How Time Affects Feelings Of Home
You can’t go home again, at least according to author Thomas Wolfe.
But recently, on a visit to Memphis where I grew up, I felt a strong affiliation and think that city is very much a part of who I am today, especially my passion for music.
The history, the strife and wonder, the menu and soundtrack of the place where we come of age become integral to our identities. Over time, we may have multiple homes that relate to different parts of our sense of self.
Until I had lived in another country and other areas of this country, I didn’t fully appreciate the richness of the culture that surrounded me in Memphis. The foundation of so much of what we associate with American music has its roots in and around this city perched on a bluff of the Mississippi River. African and African-American cultures form the heartbeat of this music.
Back in the Sixties, there was an aura of change and prospect of harmony for us young idealists, and music was one of the vehicles. Recording studios brought black and white musicians together, like the Stax session band, Booker T and the MGs.

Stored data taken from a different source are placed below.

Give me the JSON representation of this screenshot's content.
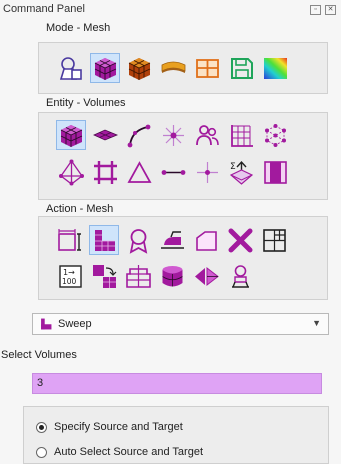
{
  "panel": {
    "title": "Command Panel"
  },
  "mode": {
    "label": "Mode - Mesh",
    "icons": [
      "geometry-shapes-icon",
      "mesh-cube-icon",
      "orange-cube-mesh-icon",
      "boundary-strip-icon",
      "blocks-icon",
      "save-disk-icon",
      "colormap-gradient-icon"
    ],
    "selected": 1
  },
  "entity": {
    "label": "Entity - Volumes",
    "icons": [
      "volume-cube-icon",
      "surface-plane-icon",
      "curve-icon",
      "vertex-star-icon",
      "group-people-icon",
      "grid-icon",
      "node-dots-icon",
      "tetra-icon",
      "hash-block-icon",
      "triangle-icon",
      "edge-line-icon",
      "node-cross-icon",
      "summation-arrow-icon",
      "split-panel-icon"
    ],
    "selected": 0
  },
  "action": {
    "label": "Action - Mesh",
    "icons": [
      "interval-icon",
      "sweep-mesh-icon",
      "ribbon-badge-icon",
      "smooth-iron-icon",
      "refine-shape-icon",
      "delete-x-icon",
      "quad-grid-icon",
      "scale-100-icon",
      "copy-mesh-icon",
      "pagoda-mesh-icon",
      "cylinder-mesh-icon",
      "diamond-flip-icon",
      "person-node-icon"
    ],
    "selected": 1
  },
  "scheme": {
    "selected": "Sweep",
    "icon": "sweep-mesh-icon"
  },
  "select_volumes": {
    "label": "Select Volumes",
    "value": "3"
  },
  "options": [
    {
      "label": "Specify Source and Target",
      "checked": true
    },
    {
      "label": "Auto Select Source and Target",
      "checked": false
    }
  ],
  "colors": {
    "magenta": "#a21a9e",
    "purple_input": "#dfa3f5",
    "selection": "#cfe4fb"
  }
}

At that time, it felt like we were seeing the beginnings of what a more united society could look like – until Dr Martin Luther King, Jr. was assassinated. And now so many decades later, Memphis, Chicago, and many other cities remain racially divided, and prejudice is still costing lives.
The idea of home as a refuge is hard to embrace when we, or our neighbors near or far, are not safe in our respective hometowns.
I’m Paula Garrett, and that’s my perspective.